Pour convaincre Séoul d'acheter ses hélicoptères, le constructeur de Marignane a proposé une coopération industrielle très poussée avec le principal industriel coréen, Korea Aerospace Industries (KAI).
La maquette du Light attack Helicopter (LAH), un programme co-développé et co-produit par KAI et Airbus Helicopters, était l'une des vedettes du salon de Séoul (ADEX)

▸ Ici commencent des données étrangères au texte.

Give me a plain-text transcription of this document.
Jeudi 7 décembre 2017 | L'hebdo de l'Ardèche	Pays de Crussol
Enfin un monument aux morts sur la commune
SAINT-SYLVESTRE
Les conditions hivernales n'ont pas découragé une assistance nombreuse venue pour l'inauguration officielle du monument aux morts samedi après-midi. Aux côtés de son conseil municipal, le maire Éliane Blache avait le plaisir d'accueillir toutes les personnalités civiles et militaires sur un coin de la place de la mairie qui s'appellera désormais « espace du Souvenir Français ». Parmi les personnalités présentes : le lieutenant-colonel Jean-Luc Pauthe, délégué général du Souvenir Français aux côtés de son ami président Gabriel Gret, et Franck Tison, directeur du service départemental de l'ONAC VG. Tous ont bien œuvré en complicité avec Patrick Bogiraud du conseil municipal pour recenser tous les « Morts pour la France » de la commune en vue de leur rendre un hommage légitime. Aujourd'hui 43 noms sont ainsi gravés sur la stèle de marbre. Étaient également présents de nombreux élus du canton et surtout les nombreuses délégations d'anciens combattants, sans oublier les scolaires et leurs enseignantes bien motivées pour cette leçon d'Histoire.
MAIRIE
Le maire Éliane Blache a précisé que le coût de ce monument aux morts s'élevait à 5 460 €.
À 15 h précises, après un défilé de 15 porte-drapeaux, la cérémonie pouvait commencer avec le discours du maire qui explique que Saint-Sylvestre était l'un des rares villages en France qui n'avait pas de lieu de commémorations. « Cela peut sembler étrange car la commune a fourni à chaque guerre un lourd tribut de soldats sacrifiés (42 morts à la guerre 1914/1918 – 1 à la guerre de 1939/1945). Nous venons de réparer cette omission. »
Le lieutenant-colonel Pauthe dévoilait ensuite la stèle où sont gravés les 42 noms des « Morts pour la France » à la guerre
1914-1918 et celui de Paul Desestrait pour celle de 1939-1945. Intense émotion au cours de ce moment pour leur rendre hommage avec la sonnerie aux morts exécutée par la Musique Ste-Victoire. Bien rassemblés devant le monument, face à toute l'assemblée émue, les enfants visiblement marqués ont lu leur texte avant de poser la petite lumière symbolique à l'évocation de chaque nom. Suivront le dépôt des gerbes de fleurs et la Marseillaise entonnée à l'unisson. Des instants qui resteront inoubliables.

C'est l'une des fiertés du moment de l'industrie sud-coréenne. Développé par Korea Aerospace Industries (KAI) en partenariat avec Airbus Helicopters, le programme LAH (Light Attack Helicopter) est extrêmement visible sur le salon aéronautique de Séoul (ADEX), qui a ouvert ses portes mardi. Airbus Helicopters, qui a signé ce nouveau succès en mars dernier, a manifestement trouvé la clé pour ouvrir les portes du marché militaire sud-coréen. Ainsi, Séoul a été à nouveau séduit par la proposition de KAI de co-développer et de co-produire avec la division Hélicoptères d'Airbus Group un nouvel appareil militaire. Car cela permet aux Sud-coréens de développer leur industrie grâce aux transferts de technologies consentis mais maîtrisés par Airbus Helicopters.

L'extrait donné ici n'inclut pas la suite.